Treasurer Jim Chalmers delivered a raft of cost of living programs in the 2023 federal budget. Picture: Martin Ollman

The number of houses likewise fell from 37 per cent to just 13.6 per cent.

Regional Victoria also suffered a slump of more than 40 per cent, with low-cost rentals plummeting from 76 per cent in March 2020.

Of the nation’s capitals, the ACT had the worst low-cost rental availability with just 1.83 per cent of available properties being sub-$400/week.

That number had fallen by two-thirds from the already-low 9.81 per cent figure recorded in March 2020.

Darwin likewise recorded only 8.74 per cent of rentals being under $400, down from 43.9 per cent in March 2020.

In Hobart, the rate of low-cost rentals fell from 32.7 per cent to 9.8 per cent, while in Perth the rate fell from 59 per cent to 8.1 per cent.

South Australia recorded a similar shift, with Adelaide recording a drop from about 60 per cent to just shy of 21.9 per cent.

In total, Australia’s low-cost rentals fell from about 42 per cent to 16.9 per cent, while low-cost rentals in regional Australia slipped from 57.6 per cent to 26.6 per cent.

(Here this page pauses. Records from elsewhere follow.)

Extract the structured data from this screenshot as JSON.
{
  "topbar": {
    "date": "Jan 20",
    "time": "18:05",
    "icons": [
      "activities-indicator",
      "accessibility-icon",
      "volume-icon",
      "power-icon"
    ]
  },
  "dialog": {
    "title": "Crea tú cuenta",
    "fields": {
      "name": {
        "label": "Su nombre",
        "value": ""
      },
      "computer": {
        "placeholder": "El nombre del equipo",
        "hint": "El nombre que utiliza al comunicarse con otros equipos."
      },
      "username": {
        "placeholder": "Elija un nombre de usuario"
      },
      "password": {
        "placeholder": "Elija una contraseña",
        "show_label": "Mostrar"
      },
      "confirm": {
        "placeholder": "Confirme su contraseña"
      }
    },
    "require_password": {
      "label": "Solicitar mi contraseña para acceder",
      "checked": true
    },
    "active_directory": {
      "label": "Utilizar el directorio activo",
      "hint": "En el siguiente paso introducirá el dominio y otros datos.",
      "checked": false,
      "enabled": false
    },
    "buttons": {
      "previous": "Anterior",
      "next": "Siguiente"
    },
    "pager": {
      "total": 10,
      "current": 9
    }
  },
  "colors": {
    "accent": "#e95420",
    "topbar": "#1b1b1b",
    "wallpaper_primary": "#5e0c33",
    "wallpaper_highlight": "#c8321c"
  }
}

The new data comes as leaders warn that failure to address the housing crisis in regional areas could have a serious economic impact.

Independent Indi MP Helen Haines, Real Estate Institute of Australia chief executive Anna Neelagama and Anglicare executive director Kasy Chambers made the warning at a National Rural Press Club address last week.

They said the dire situation in the regions – where approvals for new homes are seriously lagging behind population growth – was the result of a lack of political will, poor policy making and market failure.

Independent Indi MP Helen Haines said in the 35 years she’d lived in her electorate in northeast Victoria, she’d never seen the housing situation so severe. Picture: Martin Ollman

Ms Haines said in the 35 years she’d lived in her electorate in northeast Victoria, she’d never seen the housing situation so severe.

“Whether I’m in a small town or a large regional centre, people tell me how hard it is to find a place to live that’s affordable,” she said.

“And they tell me that they’re shocked to see people living in tents or in council parks or to learn of countless people couch surfing.

“This used to be a story of the cities, but this is a story of country Australia too.”

Charity Anglicare warned earlier this year that changes introduced by Prime Minister Anthony Albanese to the Commonwealth Rent Assistance program was not “fit for purpose” and had no real impact on housing affordability.

“This payment isn’t really fit for purpose,” Anglicare Australia’s chief executive Kasy Chambers said.

“Things have changed since it came in. It’s not doing what it’s designed to do.

“We’re spending more and more on it, but it’s not having any effect on affordability.”

Labor had come under pressure in the lea- up to the 2023 budget to commit to greater action on housing cost of living.

Backbenchers campaigned for the party to deliver on a much-needed increase to Jobseeker payments as living costs soar.